How fast is exgit at what it's designed for — agent workflows that lazy-clone a repo, prefetch the trees, and do many reads (grep, read_path, walk)?
Short answer: on anomalyco/opencode (4,645 files, ~30 MB
fetch pack), a cold clone + prefetch completes in ~7 s and
steady-state grep runs in 130–160 ms for literal patterns
(Boyer-Moore) or ~335 ms for case-insensitive regex. On the
436-file adafruit/Adafruit_CircuitPython_Bundle, steady-state
grep runs in ~2 ms.
TL;DR
| Fixture | Files | Fetch pack | Clone + prefetch | Grep (literal) | Grep (regex/ci) |
|---|---|---|---|---|---|
ivarvong/pyex | 275 | 1.2 MB | ~700 ms | ~11 ms | ~11 ms |
cloudflare/agents | 1,418 | 4 MB | ~8 s | ~58 ms | ~58 ms |
anomalyco/opencode | 4,645 | ~30 MB | ~7 s | ~140 ms | ~335 ms |
adafruit/Adafruit_CircuitPython_Bundle | 436 | ~1 MB | ~2 s | ~2 ms | ~15 ms |
"Clone + prefetch" = Exgit.clone(url, lazy: true) +
Exgit.FS.prefetch(repo, "HEAD", blobs: true).
"Grep (literal)" = case-sensitive, no regex metacharacters;
routes through :binary.matches (Boyer-Moore). "Grep (regex/ci)"
= case-insensitive %Regex{} scan.
Both grep numbers are steady-state (warm CPU, all objects in the Memory store). The first grep after prefetch is the same cost — unlike an older lazy-fetch path, prefetch now pre-populates everything.
What we measure
Four fixtures, each a real public GitHub repo. Picked to cover a small-to-large size range with repos that have submodules, many binary assets, and diverse layouts:
ivarvong/pyex— owned by the exgit maintainer. Guaranteed against surprise force-push. Small (275 files), good for validating algorithmic baselines.cloudflare/agents— ~1.4k files. Medium real-world project.anomalyco/opencode— ~4.6k files, 26 MB blob in the pack. Large.adafruit/Adafruit_CircuitPython_Bundle— 436 files, uses git submodules (.gitmodulespresent). Previously crashed on prefetch due to an over-eager reserved-name check. Included as a regression fixture.
The benchmark harness (bench/review_bench.exs) does:
Exgit.clone(url, lazy: true)— refs only, no objects.Exgit.FS.prefetch(repo, "HEAD", blobs: true)— stream the full blob pack directly into the Memory store viaPack.StreamParser.- One "cold" grep — steady-state (prefetch already populated everything).
- Five "warm" greps — report the median.
Benchmarks
All numbers are medians measured on a MacBook over a home internet
connection. transport.fetch varies 30–50% run-to-run due to
network; pack.stream_parse, fs.grep, and fs.walk are stable.

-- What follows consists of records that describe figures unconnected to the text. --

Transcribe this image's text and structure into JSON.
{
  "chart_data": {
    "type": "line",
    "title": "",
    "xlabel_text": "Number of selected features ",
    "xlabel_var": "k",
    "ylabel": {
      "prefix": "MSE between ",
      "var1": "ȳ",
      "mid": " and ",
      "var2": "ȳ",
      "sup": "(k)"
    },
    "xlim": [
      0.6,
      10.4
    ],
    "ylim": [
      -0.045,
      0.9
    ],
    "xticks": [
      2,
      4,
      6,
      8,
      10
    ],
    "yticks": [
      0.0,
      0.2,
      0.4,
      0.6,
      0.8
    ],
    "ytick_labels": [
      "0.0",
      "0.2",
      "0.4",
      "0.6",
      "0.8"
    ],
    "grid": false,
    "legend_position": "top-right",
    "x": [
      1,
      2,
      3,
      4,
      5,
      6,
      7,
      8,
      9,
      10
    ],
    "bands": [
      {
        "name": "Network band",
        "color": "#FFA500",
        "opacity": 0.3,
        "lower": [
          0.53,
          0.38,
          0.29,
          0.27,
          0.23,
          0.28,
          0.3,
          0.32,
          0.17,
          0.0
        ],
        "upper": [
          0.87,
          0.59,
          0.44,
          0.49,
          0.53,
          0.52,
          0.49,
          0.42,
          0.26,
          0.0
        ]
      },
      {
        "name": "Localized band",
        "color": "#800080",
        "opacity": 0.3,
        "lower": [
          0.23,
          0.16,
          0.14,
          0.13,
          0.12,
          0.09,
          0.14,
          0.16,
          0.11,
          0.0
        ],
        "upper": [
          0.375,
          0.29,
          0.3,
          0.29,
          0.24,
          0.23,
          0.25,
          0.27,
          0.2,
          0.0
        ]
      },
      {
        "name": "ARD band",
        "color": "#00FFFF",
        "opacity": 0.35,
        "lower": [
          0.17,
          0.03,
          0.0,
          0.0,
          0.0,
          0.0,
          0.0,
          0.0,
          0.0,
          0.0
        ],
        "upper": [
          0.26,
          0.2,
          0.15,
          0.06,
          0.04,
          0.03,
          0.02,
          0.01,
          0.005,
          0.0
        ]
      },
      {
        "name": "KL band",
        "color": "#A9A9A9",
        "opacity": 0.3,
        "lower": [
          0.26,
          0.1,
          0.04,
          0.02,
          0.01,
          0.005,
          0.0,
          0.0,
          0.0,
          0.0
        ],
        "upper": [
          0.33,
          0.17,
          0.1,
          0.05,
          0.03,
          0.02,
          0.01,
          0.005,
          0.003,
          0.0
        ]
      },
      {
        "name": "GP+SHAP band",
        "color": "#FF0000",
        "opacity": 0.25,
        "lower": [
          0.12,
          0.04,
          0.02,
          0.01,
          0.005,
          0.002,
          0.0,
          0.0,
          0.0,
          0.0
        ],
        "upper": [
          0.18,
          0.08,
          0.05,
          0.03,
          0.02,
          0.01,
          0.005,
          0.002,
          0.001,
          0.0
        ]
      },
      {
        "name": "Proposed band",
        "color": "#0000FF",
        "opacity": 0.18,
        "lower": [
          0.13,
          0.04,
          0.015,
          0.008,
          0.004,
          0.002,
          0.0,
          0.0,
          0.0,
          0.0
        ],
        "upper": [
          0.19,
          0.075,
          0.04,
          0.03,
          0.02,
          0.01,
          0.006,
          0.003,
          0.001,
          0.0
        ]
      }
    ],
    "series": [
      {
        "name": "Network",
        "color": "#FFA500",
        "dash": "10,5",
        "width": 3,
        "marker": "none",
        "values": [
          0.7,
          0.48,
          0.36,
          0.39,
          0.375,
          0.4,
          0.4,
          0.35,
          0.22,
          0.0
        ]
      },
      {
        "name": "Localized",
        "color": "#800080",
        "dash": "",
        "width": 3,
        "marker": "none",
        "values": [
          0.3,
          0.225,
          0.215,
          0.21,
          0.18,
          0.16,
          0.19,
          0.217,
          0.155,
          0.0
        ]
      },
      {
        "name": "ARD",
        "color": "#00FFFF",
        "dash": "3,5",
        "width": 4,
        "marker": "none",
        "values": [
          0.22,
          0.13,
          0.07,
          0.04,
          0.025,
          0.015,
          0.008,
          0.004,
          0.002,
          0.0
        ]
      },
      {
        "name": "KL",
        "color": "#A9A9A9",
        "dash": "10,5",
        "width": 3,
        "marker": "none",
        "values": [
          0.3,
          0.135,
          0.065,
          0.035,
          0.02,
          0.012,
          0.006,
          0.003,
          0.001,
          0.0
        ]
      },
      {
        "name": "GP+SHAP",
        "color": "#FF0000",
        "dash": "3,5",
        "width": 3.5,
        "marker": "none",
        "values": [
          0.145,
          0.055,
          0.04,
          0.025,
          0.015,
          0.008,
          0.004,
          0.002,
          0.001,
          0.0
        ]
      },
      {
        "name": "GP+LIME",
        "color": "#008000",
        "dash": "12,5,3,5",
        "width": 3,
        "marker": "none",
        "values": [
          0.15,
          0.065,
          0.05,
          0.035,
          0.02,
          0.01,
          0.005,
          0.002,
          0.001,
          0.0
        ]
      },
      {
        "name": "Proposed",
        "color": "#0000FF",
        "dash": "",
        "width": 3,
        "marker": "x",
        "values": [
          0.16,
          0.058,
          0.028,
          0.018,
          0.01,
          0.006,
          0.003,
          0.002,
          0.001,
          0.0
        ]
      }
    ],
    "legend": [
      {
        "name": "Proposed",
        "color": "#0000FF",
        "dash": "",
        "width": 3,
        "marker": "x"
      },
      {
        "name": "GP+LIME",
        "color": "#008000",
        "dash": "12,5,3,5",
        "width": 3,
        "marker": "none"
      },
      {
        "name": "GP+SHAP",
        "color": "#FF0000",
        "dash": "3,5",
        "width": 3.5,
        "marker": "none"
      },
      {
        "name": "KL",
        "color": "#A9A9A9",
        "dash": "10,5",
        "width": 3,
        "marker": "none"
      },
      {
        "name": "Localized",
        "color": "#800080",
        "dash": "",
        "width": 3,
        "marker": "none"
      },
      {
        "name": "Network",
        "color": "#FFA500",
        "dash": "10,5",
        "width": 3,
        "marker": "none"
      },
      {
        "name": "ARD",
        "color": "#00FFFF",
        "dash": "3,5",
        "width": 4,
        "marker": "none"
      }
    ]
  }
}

anomalyco/opencode (4,645 files)
Phase measured
--------------------------------------------------------------
clone(url, lazy: true) 0.26 s
prefetch(blobs: true) 6.4 s ← streaming parser
grep "scd" literal 158 ms
grep "TODO" literal 130 ms
grep "useState" literal 138 ms
grep "export default" literal 132 ms
grep "anthropic" regex/ci 333 msGrep phase breakdown (4,645 blobs, 82 MB raw text):
| Phase | Time | Share |
|---|---|---|
| Tree walk | 13 ms | 4% |
zlib.uncompress × 4,645 blobs | 140 ms | 43% |
| Boyer-Moore scan (literal) | ~3 ms | 1% |
| PCRE scan (regex/ci) | ~150 ms | 46% |
| Line lookup + result alloc | ~15–65 ms | ~10% |
Literal patterns spend almost no time in the scan phase; the
bottleneck is zlib.uncompress in the Memory store. Case-insensitive
regex pays both the decompress and a slower PCRE scan.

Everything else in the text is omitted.